Tuesday, 23 October 2018

Polemik Pembakaran Bendera dan Bahaya Provokasi Massa

Polemik Pembakaran Bendera dan Bahaya Provokasi Massa



Belakangan ini publik sedang digemparkan dengan beredarnya video oknum anggota Barisan Ansor Serbaguna (Banser) membakar bendera tauhid. Praktis itu membuat situasi sedikit memanas karena dianggap menghina simbol agama.

Namun benarkah demikian maksud dari anggota Banser di Garut tersebut?

Ketua Umum GP Ansor Yaqut Cholil Qoumas menyatakan bahwa pembakaran itu terjadi karena anggotanya melihat bendera itu sebagai simbol organisasi terlarang, Hizbut Tahrir Indonesia (HTI). Sedangkan, HTI sendiri telah dilarang di Indonesia.

Pembakaran itu bukan dimaksudkan untuk merendahkan ataupun menghina kalimat tauhid yang tertulis. Sebaliknya, justru untuk menghormati dan menjaga kesucian kalimat tauhid tersebut.

Dalam bendera organisasi HTI, memang, terdapat simbol tauhid, namun bila kita membakar bendera itu bukan berarti kita membakar kalimat tauhid tersebut. Karena maksudnya adalah untuk mendiskreditkan organisasi terlarang tersebut.

Meski maksudnya benar, tetapi banyak masyarakat yang salah paham. Oleh karena itu, ke depan Banser sebaiknya tidak perlu melakukan pembakaran bendera seperti itu. Cukup diberikan saja bendera HTI itu kepada aparat keamanan agar disita.

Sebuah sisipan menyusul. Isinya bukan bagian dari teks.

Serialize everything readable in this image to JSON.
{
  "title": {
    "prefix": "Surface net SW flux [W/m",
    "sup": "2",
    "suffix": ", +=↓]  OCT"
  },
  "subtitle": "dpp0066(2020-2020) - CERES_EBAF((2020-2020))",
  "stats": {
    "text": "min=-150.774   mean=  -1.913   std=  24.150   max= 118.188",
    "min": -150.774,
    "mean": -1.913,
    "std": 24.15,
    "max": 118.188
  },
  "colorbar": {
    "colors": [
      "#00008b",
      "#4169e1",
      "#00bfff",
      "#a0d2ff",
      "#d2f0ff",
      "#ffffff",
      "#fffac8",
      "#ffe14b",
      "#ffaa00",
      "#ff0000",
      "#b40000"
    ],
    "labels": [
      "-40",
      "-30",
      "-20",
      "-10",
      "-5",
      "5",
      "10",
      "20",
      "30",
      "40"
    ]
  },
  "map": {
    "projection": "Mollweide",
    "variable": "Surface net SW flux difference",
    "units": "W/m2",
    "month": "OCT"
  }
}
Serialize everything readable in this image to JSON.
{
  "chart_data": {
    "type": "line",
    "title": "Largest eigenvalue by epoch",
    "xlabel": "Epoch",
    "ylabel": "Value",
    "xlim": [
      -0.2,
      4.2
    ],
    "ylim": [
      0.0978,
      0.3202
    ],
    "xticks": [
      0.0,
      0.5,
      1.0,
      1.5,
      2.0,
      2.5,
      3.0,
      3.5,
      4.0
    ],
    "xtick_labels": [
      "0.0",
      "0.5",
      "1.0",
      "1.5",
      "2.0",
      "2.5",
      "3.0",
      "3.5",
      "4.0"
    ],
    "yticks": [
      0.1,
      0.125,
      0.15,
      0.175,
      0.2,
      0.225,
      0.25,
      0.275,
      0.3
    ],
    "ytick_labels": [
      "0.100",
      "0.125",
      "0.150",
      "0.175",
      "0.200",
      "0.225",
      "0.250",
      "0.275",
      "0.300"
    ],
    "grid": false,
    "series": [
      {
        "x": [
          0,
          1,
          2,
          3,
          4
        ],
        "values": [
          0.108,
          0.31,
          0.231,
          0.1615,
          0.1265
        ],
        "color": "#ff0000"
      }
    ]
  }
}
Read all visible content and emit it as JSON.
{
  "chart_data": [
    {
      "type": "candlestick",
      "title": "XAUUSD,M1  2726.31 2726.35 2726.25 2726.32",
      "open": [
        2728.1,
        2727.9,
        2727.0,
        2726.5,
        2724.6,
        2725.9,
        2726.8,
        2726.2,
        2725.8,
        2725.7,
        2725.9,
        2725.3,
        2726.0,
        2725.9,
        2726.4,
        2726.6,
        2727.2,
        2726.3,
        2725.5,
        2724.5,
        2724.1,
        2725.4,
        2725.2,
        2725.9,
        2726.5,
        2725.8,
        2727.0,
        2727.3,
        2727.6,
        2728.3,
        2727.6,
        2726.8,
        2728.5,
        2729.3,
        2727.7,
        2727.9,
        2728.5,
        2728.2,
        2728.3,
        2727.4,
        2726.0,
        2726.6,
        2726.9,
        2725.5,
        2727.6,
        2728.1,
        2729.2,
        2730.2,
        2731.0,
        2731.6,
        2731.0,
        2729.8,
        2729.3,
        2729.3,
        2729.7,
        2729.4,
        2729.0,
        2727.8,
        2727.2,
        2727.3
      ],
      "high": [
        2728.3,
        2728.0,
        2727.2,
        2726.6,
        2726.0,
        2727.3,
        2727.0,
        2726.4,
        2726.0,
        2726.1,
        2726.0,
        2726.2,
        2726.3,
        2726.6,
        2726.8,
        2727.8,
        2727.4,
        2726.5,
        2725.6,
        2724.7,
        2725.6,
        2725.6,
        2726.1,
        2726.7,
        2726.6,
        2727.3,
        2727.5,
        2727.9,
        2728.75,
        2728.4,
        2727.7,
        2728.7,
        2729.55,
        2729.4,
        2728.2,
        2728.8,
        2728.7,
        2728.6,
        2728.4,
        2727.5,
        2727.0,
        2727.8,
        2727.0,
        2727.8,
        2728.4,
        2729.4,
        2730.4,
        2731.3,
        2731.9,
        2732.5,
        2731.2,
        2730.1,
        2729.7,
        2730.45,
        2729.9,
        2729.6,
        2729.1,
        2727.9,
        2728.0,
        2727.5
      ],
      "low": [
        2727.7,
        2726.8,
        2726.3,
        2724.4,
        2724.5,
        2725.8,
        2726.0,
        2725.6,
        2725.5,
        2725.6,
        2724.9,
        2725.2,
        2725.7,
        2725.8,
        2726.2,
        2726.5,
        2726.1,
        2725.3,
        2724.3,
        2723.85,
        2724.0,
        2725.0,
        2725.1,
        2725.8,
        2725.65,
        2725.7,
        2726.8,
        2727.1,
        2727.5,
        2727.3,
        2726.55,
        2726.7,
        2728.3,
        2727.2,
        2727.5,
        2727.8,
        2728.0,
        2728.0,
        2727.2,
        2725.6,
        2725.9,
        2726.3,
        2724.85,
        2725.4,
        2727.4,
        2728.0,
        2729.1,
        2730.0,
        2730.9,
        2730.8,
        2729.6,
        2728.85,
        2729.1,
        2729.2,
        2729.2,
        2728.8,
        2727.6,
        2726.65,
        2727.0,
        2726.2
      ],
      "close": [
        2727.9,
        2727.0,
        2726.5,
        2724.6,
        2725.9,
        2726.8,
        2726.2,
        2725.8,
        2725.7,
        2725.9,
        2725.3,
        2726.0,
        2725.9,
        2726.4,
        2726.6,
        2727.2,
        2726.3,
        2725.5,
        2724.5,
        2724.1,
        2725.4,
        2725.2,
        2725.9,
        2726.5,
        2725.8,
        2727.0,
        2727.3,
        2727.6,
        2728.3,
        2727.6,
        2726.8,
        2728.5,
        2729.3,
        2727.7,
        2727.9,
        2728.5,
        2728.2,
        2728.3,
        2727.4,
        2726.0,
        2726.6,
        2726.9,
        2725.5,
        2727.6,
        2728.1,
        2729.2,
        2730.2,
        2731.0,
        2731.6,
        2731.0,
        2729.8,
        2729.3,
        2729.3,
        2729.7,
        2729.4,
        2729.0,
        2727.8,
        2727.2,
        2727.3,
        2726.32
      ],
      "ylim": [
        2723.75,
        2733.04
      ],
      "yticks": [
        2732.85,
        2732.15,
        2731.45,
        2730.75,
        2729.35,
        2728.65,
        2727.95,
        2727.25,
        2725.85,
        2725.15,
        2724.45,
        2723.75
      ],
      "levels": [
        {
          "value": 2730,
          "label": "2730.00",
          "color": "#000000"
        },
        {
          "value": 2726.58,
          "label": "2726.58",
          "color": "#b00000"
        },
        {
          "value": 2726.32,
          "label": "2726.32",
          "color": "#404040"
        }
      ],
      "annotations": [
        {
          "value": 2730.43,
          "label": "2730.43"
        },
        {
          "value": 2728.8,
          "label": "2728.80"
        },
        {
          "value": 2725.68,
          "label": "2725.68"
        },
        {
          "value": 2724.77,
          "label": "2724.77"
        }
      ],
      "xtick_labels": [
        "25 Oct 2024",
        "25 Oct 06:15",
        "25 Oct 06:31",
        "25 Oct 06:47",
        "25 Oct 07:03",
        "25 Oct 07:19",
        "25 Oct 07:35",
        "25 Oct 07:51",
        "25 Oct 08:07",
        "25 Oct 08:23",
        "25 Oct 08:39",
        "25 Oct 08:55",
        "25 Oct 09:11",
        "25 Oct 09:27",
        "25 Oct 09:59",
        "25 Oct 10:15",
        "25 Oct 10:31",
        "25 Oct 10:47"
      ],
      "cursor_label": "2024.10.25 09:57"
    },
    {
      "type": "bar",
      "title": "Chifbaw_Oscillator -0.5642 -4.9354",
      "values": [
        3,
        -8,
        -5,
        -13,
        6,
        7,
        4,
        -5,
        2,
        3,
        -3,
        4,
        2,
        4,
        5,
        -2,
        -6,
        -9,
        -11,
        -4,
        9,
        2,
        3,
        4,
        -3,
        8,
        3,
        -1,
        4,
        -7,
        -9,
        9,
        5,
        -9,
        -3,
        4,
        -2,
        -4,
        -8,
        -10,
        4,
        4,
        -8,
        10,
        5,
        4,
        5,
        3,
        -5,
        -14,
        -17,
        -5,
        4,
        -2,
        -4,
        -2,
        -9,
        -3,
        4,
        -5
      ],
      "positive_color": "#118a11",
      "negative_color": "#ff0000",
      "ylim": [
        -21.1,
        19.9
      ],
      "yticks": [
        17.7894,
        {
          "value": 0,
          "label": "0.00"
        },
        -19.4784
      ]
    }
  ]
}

Apa yang diungkapkan oleh Gus Yaqut di atas senada dengan Ketua GP Ansor Jawa Barat, Deni Haedar. Pembakaran bendera itu didasari oleh niat untuk menjaga kesucian ayat suci dari aktivitas yang tidak semestinya.

Dalam tradisi ahlussunnah wal jama'ah, untuk menjaga kalimat thayyinah atau tulisan ayat-ayat suci dari kemungkinan dihinakan adalah dengan cara dibakar. Seperti, misalnya, kalau kita menemukan robekan ayat Al Qur'an atau sobekan kitab-kita, maka daripada terinjak-injak akan lebih baik dibakar.

Begitu pula logika dalam menjaga kalimat tauhid yang berada di bendera HTI. Mengingat organisasi itu tidak sesuai dengan paham dan tujuan bernegara di Indonesia.

Apalagi melihat duduk perkaranya, diakui memang ada upaya provokasi dari pendukung HTI sendiri. Ketika itu pada peringatan Hari Santri Nasional, ada seseorang yang membawa bendera HTI mendekati anggota Banser. Sontak, aksi itu membuat anggota Banser terkaget dan memicu reaksi spontan dari anggota Banser.

Atas insiden tersebut, sejumlah ormas Islam di beberapa daerah berencana melakukan demonstrasi, seperti yang terjadi di Surakarta. Mereka menuntut pembakar bendera HTI itu dihukum karena telah melukai hati umat Islam di Indonesia.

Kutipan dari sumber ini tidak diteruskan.